En 2014, Pli Bel Lari, c’était quelques Guadeloupéens rompant leur isolement pour repeindre les façades des murs du quartier Vatable de Pointe-à-Pitre, alors en déshérence. Sept ans plus tard, c’est une méthode de vie et d’entraide pour faire revivre la cité grâce au soutien de toutes les populations. Cet article a été écrit pour le numéro 5 de la revue Visions solidaires pour demain, disponible en librairie. Sylvie Adélaïde, à l’origine du projet avec son association Atelier Odyssée, interviendra le 1er octobre après-midi dans les Rencontres solidaires au 104-Paris.
En ce début d’année 2021, toutes les générations se croisent entre le visage d’un Bouddha, les plantes et les pierres d’un jardin zen, qui a poussé pendant la crise sanitaire au cœur du quartier Vatable. Au sein d’une « dent creuse », terrain vague encastré entre deux bâtisses, ce havre de paix est l’un des derniers projets de Pli Bel Lari. Un bénévole de l’association, le paysagiste Jean-Bernard Lamasse, en a eu l’idée. D’autres membres de tous âges ont nettoyé, l’entreprise Jardin et Paysage a gracieusement terrassé le lieu, puis d’autres volontaires ont repeint les murs.
« Rien qu’en protégeant les lieux, notamment les jardins et fresques, certains jeunes contribuent désormais à l’effort collectif initié par Pli Bel Lari. Ça n’a pas toujours été facile, il a fallu en passer par des phases d’incompréhension », explique l’artiste graffeur Pacman, quasi quadragénaire dont la famille est originaire de la Dominique voisine. Ce n’est pas le moindre tour de force de cette opération que d’être parvenue à faire se parler des générations en levant des années de malentendus : les adolescents qui tenaient les murs ne sont désormais pas les derniers à donner des coups de mains aux anciens.
Ravalement de façades qui faisaient grise mine
Tout a commencé un week-end de mars 2014. Quelques seaux de peinture, pas mal de pinceaux et beaucoup d’huile de coude… Une poignée d’habitants du quartier Vatable de Pointe-à-Pitre décident de se prendre en mains, histoire de redonner des couleurs aux rues et façades qui font grise mine quand d’autres s’écroulent. « J’étais très triste de voir mon quartier se délabrer, ça allait de mal en pis », se remémore Maxe Custos, née au 47, rue Dugommier, là même où cette septuagénaire réside toujours. Très vite, cinq maisons sont repeintes, dix, vingt… Et ainsi de suite. « D’autres s’y mettaient d’eux-mêmes et retapaient leur intérieur », reprend la doyenne, aux abords du centre historique et de l’usine Darboussier, l’ancien poumon économique de la ville. Autrefois très commerçantes et animées, ces rues emblématiques du centre-ville tombaient en décrépitude, abandonnées au marché de la drogue et à la prostitution. « Alors, pour notre dignité, parce qu’on connaît la valeur de ce quartier, on a initié ce projet », reprend Sylvie Adelaïde, présidente de l'association Atelier Odyssée. Cette architecte urbaniste et artiste peintre va du coup fédérer les premières bonnes volontés pour ce projet qui prend pour nom Pli Bel Lari. Un slogan, doublé d’un objectif : remettre de la couleur dans le quotidien.

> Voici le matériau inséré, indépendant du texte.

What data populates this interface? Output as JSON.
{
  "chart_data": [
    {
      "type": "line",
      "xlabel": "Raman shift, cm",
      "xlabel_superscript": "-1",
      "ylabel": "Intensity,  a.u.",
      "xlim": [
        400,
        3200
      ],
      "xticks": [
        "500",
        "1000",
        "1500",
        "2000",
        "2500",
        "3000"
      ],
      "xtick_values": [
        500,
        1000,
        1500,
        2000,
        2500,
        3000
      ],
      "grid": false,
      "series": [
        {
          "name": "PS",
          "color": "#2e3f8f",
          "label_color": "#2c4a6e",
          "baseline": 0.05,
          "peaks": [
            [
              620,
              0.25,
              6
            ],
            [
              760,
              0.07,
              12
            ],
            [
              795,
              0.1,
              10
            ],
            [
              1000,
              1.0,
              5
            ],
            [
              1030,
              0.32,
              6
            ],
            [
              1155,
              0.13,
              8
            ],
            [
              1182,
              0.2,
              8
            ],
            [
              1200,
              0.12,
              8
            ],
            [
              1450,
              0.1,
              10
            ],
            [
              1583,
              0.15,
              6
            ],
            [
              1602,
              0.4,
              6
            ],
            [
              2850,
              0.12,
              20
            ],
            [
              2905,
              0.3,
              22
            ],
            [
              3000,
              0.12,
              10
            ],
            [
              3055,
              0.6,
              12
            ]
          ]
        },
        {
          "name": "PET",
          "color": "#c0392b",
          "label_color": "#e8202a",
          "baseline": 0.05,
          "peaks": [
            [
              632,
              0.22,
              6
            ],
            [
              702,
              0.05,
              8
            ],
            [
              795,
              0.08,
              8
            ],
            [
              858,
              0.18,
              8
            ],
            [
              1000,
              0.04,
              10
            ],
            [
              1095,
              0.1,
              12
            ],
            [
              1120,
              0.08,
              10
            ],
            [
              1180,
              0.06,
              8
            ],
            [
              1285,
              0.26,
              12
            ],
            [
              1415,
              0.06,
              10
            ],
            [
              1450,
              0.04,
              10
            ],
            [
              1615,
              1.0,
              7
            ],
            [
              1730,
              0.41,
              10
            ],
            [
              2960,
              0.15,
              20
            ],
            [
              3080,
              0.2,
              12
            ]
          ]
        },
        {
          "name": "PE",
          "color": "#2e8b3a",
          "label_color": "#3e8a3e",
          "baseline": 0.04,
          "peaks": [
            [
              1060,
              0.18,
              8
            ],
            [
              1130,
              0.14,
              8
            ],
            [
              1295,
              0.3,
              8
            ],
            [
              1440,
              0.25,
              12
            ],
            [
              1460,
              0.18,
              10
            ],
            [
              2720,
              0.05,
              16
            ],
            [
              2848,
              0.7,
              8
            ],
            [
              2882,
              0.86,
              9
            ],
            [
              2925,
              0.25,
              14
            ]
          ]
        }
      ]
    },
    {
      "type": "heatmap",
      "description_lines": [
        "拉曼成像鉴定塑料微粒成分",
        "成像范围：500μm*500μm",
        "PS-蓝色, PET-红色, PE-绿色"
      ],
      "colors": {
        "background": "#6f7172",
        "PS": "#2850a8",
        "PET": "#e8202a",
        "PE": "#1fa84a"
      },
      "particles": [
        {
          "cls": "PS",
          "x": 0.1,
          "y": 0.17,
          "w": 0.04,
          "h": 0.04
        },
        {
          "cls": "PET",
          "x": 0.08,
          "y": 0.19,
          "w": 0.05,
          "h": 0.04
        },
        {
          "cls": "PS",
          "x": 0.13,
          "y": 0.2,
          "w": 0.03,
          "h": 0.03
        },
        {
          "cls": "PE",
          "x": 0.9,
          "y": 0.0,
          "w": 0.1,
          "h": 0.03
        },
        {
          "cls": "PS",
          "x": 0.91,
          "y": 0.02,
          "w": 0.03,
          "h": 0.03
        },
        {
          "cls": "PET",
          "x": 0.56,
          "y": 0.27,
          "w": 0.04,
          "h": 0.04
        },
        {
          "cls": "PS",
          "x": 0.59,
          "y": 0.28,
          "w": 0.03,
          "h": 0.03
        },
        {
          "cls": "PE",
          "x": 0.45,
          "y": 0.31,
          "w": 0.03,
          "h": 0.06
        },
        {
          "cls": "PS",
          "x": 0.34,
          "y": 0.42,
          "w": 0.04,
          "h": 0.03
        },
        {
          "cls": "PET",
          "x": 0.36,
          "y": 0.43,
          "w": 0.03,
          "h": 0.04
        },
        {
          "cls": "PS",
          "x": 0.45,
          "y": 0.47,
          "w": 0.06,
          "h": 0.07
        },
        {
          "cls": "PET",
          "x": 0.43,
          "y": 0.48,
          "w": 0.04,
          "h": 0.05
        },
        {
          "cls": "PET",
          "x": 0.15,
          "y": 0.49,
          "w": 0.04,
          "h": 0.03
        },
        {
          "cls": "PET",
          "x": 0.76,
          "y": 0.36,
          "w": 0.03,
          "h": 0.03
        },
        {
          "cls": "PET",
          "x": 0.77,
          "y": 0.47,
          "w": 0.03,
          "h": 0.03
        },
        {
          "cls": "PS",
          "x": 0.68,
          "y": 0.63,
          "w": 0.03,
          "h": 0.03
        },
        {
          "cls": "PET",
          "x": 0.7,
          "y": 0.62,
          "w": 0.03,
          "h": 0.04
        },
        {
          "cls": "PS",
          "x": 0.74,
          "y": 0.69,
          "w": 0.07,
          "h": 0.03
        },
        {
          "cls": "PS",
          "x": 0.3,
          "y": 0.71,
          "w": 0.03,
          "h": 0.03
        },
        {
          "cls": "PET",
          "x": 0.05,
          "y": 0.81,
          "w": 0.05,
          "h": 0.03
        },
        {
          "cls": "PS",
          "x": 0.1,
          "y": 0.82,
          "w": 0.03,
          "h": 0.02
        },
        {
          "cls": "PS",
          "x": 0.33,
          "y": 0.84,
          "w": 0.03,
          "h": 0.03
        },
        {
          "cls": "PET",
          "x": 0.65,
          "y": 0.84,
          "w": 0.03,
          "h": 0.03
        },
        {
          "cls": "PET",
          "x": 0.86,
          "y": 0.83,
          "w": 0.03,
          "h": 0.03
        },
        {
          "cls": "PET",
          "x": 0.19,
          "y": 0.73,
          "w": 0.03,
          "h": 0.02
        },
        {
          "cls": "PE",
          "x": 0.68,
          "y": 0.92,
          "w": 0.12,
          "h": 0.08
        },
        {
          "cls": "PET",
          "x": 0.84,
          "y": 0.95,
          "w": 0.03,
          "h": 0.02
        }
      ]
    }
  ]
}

« Et les questions sont vite arrivées : pourquoi faire ceci ? La mairie était-elle derrière ? Il a fallu faire effort de pédagogie, en leur disant que ce n’était que le fruit de notre bonne volonté ! » Dans ce quartier peuplé de précaires, de personnes âgées, de migrants débarqués des îles voisines, il a fallu lever les suspicions avant que les habitants ouvrent leurs portes. Sylvie Adelaïde a misé sur le temps, juste soutenue par deux partenaires : un fournisseur de peintures et l’autre de matériel. « L’idée n’est pas de faire forcément beaucoup, c’est surtout le faire bien. Le chemin pour y parvenir est aussi important que l’objectif », résume-t-elle.
Avec son pinceau ou sa bombe de peinture, agir sans attendre
Plus que les grands mots, il s’agit ici de petites actions dont la pierre angulaire repose sur un principe basique : la mise en action, sans attendre. « Dans cette opération, les bénéficiaires sont les prescripteurs. On décide le mardi et on réalise le dimanche, tout le monde peut apporter sa pierre à l’édifice. Cette immédiateté est d’une grande efficacité », se félicite Sylvie Adelaïde qui, sept ans plus tard, mesure la réussite de leur action au recul du sentiment d’insécurité et au sentiment de fierté qui a regagné les habitants. « L’état d’esprit, renchérit le street artist Pacman, c’est de développer une cohésion, de donner une autre image de nos rues, de notre île… Bref, de transformer des visions négatives en vibrations positives. » Poteaux, pylônes, sols éreintés, tout est prétexte à redonner de la vie dans l’asphalte jungle.
Et les clichés d’antan s’effacent : longtemps le graffiti fut décrié, ses artistes perçus comme des salisseurs. « Aujourd’hui nous faisons partie des solutions », en rit Pacman. Bien des graffitis du quartier ont été posés lors du Wole Creole Art, un festival qu’il a mis en place en mai 2019 avec Pli Bel Lari.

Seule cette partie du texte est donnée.